Folks, I hate waiting. Especially if it involves warm, gooey chocolate chip cookies fresh out of the oven. Even the few seconds it takes for a batch to cool enough to bite is too much for me to bear. But if we want to take our cookies from good to great, we need to hold on to our horses and chill these babies for 36 hours before popping them in the oven to bake.
I found this recipe from a package of Ghirardelli chocolate baking chips years ago and has since become my go-to when I’m in the mood for something sweet and chocolatey. I have to say, these cookies never fail to deliver the pure indulgence I crave.
However, a friend of mine shared with me a few months ago a baking tip/method that totally leveled up my favorite chocolate chip cookie recipe into the best cookies I’ve had in my life!
Chill the dough, she said, and I was glad I listened.
I am not really sure what chemical wizardry happens here but from what I’ve read, the long chill time allows the dry ingredients to soak up more of the wet ingredients for a firmer dough.
The resulting cookies have a deeper flavor and bake up plump and proud!
Crisp on the outside yet moist and chewy on the inside, these chocolate chip cookies are a whole new level of yum. Definitely worth the 36-hour wait. 🙂
- 2¼ cups unsifted flour
- 1 teaspoon baking soda
- ½ teaspoon salt
- 1 cup butter, room temperature
- ¾ cup sugar
- ¾ cup brown sugar, packed
- 2 eggs
- 1 teaspoon vanilla
- 1 (10 ounces) semi-sweet chocolate baking chips (I used Ghirardelli brand)
- 1 cup walnuts, chopped
- In a bowl, combine flour, baking soda and salt. Stir together and set aside.
- In a large bowl, beat together butter, sugar and brown sugar with electric mixer at medium speed until creamy. Add vanilla extract and eggs, one at a time, beating well after each addition at low speed.

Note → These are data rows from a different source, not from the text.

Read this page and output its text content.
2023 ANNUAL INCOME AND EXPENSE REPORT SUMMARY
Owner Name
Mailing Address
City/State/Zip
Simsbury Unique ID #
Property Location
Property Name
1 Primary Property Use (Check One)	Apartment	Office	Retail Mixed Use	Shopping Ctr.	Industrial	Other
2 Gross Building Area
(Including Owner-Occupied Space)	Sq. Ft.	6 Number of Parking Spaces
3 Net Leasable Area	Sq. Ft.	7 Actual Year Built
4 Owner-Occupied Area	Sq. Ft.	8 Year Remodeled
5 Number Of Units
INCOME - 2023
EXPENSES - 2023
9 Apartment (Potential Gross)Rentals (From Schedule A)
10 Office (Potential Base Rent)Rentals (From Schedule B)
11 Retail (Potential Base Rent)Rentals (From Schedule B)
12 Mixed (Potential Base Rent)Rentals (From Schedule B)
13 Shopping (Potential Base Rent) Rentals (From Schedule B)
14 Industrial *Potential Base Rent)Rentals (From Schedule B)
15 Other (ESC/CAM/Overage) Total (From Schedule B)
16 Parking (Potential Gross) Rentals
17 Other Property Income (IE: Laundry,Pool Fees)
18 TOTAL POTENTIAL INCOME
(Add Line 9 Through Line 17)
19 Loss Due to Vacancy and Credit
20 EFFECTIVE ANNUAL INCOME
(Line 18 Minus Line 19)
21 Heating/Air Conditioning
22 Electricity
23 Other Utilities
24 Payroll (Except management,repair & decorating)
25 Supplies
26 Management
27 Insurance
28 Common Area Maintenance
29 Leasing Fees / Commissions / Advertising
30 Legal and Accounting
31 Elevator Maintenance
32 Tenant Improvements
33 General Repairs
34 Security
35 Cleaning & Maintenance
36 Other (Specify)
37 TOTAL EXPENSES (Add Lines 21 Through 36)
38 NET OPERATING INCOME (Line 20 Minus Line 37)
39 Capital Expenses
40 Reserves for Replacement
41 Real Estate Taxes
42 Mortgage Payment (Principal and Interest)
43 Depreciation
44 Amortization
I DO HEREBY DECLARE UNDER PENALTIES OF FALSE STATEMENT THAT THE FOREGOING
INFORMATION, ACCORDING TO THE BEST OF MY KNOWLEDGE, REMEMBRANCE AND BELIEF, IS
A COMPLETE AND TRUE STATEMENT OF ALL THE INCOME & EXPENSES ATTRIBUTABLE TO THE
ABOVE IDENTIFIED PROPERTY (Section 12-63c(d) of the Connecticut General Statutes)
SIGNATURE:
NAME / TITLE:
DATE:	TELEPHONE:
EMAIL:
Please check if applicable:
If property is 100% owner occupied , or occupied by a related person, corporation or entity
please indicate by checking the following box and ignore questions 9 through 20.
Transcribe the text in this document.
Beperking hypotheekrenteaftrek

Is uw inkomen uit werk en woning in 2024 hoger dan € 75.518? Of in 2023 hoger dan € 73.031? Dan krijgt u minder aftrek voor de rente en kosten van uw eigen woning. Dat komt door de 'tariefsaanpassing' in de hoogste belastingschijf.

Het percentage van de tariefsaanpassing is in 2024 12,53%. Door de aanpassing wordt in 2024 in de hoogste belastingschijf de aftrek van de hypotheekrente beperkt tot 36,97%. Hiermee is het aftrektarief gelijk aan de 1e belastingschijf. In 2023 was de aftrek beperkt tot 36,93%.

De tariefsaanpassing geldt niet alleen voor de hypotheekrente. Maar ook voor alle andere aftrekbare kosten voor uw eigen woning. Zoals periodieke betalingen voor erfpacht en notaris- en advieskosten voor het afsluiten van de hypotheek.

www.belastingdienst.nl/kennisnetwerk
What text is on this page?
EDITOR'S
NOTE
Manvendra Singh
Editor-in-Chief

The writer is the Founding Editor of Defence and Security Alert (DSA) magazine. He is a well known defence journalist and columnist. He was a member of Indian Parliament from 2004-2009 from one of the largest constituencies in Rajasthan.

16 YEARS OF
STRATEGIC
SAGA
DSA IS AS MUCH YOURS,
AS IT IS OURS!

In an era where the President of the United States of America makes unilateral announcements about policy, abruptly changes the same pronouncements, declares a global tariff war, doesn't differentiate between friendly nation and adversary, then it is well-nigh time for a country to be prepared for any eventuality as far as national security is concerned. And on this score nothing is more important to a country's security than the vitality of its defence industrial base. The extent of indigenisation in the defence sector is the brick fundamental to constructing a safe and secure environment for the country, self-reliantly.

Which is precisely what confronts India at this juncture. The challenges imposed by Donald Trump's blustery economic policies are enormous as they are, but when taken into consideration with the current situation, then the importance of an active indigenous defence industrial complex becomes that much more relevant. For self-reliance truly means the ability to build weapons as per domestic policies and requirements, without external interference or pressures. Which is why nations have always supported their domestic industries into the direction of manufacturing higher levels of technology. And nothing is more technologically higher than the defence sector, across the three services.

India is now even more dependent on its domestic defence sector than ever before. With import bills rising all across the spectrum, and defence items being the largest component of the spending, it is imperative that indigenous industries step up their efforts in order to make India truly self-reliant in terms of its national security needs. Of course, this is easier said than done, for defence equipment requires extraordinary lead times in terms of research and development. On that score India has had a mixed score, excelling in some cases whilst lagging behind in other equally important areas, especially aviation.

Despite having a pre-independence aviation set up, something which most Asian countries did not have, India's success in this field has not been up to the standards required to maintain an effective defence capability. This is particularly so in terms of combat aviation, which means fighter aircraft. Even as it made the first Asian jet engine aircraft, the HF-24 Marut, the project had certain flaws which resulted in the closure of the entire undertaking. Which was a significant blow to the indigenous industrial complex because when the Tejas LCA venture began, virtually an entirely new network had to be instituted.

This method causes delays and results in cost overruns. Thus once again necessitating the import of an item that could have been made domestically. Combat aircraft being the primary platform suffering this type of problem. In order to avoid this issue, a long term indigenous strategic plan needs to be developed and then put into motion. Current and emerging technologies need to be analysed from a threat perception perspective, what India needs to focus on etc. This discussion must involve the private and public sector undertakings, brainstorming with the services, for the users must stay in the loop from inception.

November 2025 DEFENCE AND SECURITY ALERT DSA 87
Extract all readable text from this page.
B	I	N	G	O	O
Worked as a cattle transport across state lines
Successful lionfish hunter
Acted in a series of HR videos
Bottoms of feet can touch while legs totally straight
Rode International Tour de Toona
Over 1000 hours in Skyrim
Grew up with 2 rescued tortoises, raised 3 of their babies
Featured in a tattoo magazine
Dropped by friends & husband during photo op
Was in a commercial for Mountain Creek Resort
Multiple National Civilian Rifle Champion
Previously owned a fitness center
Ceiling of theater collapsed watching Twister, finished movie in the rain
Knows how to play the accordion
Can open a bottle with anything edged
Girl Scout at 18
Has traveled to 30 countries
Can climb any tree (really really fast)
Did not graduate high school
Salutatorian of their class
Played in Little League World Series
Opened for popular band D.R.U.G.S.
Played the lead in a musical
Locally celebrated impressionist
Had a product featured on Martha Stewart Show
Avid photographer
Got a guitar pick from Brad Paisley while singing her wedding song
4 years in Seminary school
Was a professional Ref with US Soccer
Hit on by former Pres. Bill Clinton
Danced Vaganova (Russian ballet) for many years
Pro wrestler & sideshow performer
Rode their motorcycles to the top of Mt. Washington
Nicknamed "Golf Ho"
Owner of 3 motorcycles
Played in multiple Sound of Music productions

- Slowly add the flour mixture into the creamed mixture, beating at low speed until well-incorporated. Add chocolate chips and nuts. Stir until evenly distributed.
- Press a plastic wrap against the dough and refrigerate for 36 hours.
- Drop dough by the tablespoon onto ungreased cookie sheets about 2 inches apart. Bake in a 350 F oven for about 12 to 15 minutes or until cookies are golden brown. Allow to slightly cool for about 1 to 2 minutes and transfer to a wire rack to ccool.